Fassaden – Dämmung alles was Du wissen musst

Die Außenwand ist die größte Fläche der Gebäudehülle und damit der zentrale Punkt, an Servus, ich bin’s wieder, Lukas dein Energieberater aus der sonnigen Hauptstadt Baden-Württembergs. Heute geht’s um ein Thema, das viele Hausbesitzer beschäftigt: Fassadendämmung.

Nach diesem Video weißt du ganz genau:

  • welche Dämmarten es gibt,

  • welche Fehler du unbedingt vermeiden musst,

  • welche Förderungen möglich sind

  • und ob sich die Investition für dein Haus wirklich lohnt.

Warum die Fassade so wichtig ist

Die Außenwand ist die größte Fläche deines Gebäudes, die direkt mit der Außenluft in Kontakt steht. Und genau deshalb ist sie einer der Hauptgründe für Wärmeverluste. Eine gute Fassadendämmung verbessert nicht nur den Energieverbrauch, sie steigert auch Komfort, Wohngefühl und langfristig den Wert deiner Immobilie.

Kurzer Blick in die Geschichte

  • 1977 – Einführung der ersten Wärmeschutzverordnung (WSchVO) nach der Ölkrise. Start der systematischen Dämmung.

  • 1984 & 1995 – Verschärfungen der Verordnung.

  • 2002 – Energieeinsparverordnung (EnEV) kommt, kombiniert Wärmeschutz & Anlagentechnik.
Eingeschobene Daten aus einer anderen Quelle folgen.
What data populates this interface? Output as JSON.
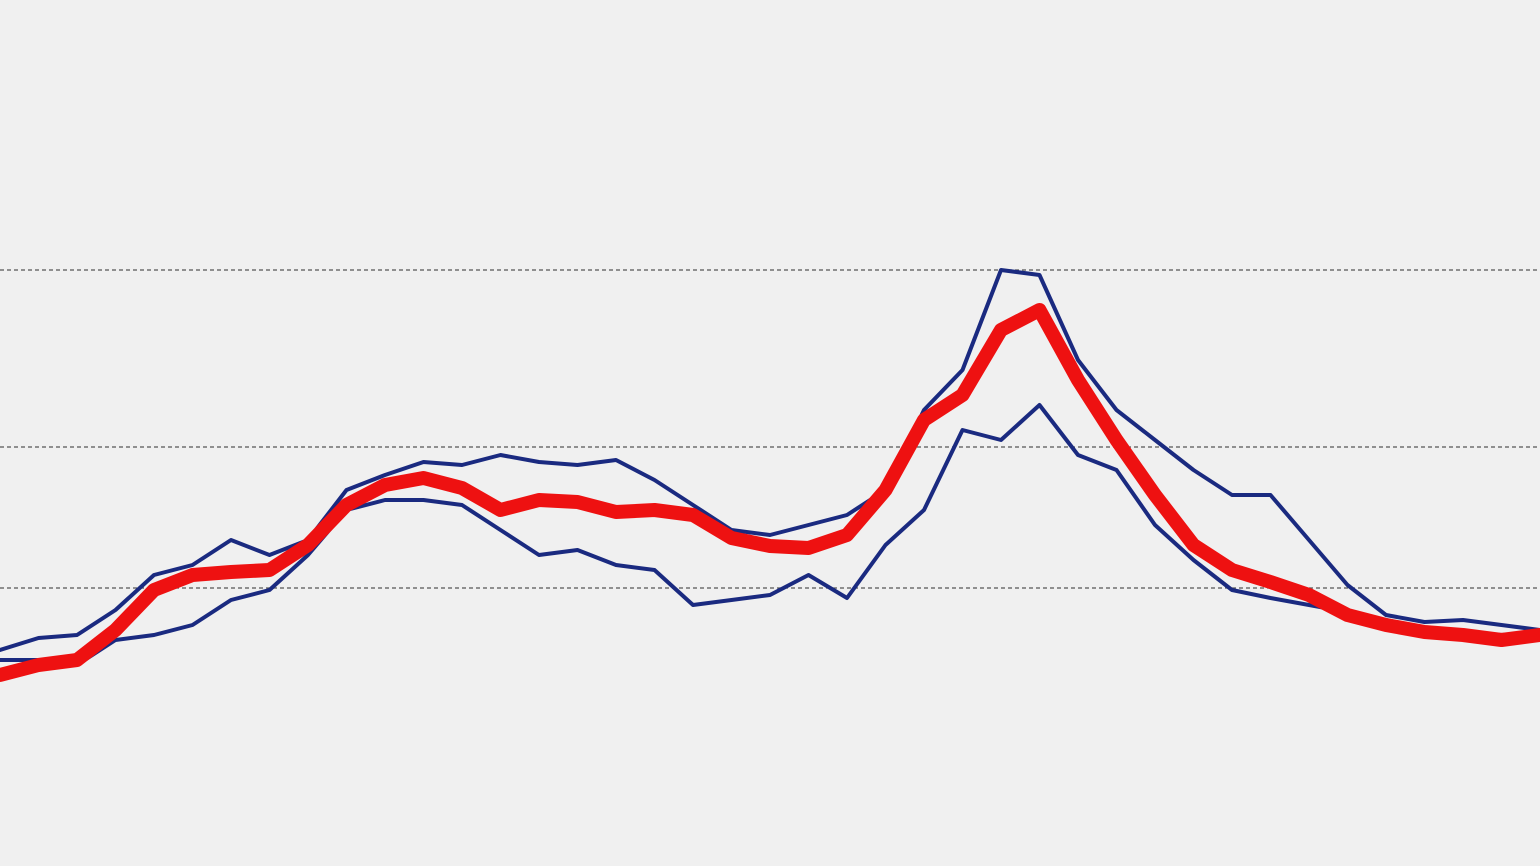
{
  "chart_data": {
    "type": "line",
    "ylim": [
      0,
      86.6
    ],
    "yticks": [
      27.8,
      41.9,
      59.6
    ],
    "grid": true,
    "series": [
      {
        "color": "#1a2a80",
        "width": 4,
        "values": [
          21.6,
          22.8,
          23.1,
          25.6,
          29.1,
          30.1,
          32.6,
          31.1,
          32.6,
          37.6,
          39.1,
          40.4,
          40.1,
          41.1,
          40.4,
          40.1,
          40.6,
          38.6,
          36.1,
          33.6,
          33.1,
          34.1,
          35.1,
          37.6,
          45.6,
          49.6,
          59.6,
          59.1,
          50.6,
          45.6,
          42.6,
          39.6,
          37.1,
          37.1,
          32.6,
          28.1,
          25.1,
          24.4,
          24.6,
          24.1,
          23.6
        ]
      },
      {
        "color": "#1a2a80",
        "width": 4,
        "values": [
          20.6,
          20.6,
          20.1,
          22.6,
          23.1,
          24.1,
          26.6,
          27.6,
          31.1,
          35.6,
          36.6,
          36.6,
          36.1,
          33.6,
          31.1,
          31.6,
          30.1,
          29.6,
          26.1,
          26.6,
          27.1,
          29.1,
          26.8,
          32.1,
          35.6,
          43.6,
          42.6,
          46.1,
          41.1,
          39.6,
          34.1,
          30.6,
          27.6,
          26.8,
          26.1,
          25.4,
          24.6,
          23.8,
          23.4,
          23.1,
          23.4
        ]
      },
      {
        "color": "#ee1111",
        "width": 14,
        "values": [
          19.1,
          20.1,
          20.6,
          23.6,
          27.6,
          29.1,
          29.4,
          29.6,
          32.1,
          36.1,
          38.1,
          38.8,
          37.8,
          35.6,
          36.6,
          36.4,
          35.4,
          35.6,
          35.1,
          32.8,
          32.0,
          31.8,
          33.1,
          37.6,
          44.6,
          47.1,
          53.6,
          55.6,
          48.6,
          42.6,
          37.1,
          32.1,
          29.6,
          28.4,
          27.1,
          25.1,
          24.1,
          23.4,
          23.1,
          22.6,
          23.1
        ]
      }
    ]
  }
}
  • 2020 – Gebäudeenergiegesetz (GEG), oft fälschlich als „Heizungsgesetz“ bezeichnet.

Damit war der Weg klar: Dämmung wird immer wichtiger, technisch wie politisch.

Die häufigsten Arten der Fassadendämmung

Wärmedämmverbundsystem (WDVS) – EPS & XPS

Die mit Abstand verbreitetste Methode, Warum?

  • einfache Verarbeitung

  • günstiger Dämmstoff

  • viele Malerbetriebe können es direkt ausführen

EPS

  • Hochleistungsdämmstoff auf Erdölbasis

  • wird vollflächig eingespachtelt (nicht nur ein paar Kleckse!)

  • Gefahr von Luftspalten → massive Dämmverluste

XPS

  • druckfest, feuchteunempfindlich

  • beliebt im Perimeterbereich (Kellerwände)

  • schwer entflammbar (B1)

Brandschutz: Steinwolle wäre sicherer, aber teurer. Ab bestimmten Gebäudeklassen sind Brandschutzriegel Pflicht, meist aber nicht bei Einfamilienhäusern.

Vorhangfassade (hinterlüftete Fassade)

Der „Luxus“ unter den Dämmarten:

  • Holzunterkonstruktion

  • Dämmung dazwischen

  • Folie, Lattung, äußere Verkleidung

Optisch extrem flexibel:
Holz, Keramik, Granit, HPL, Metallkassetten – alles möglich.
Nachteil: Kosten – rund 50 % teurer als WDVS.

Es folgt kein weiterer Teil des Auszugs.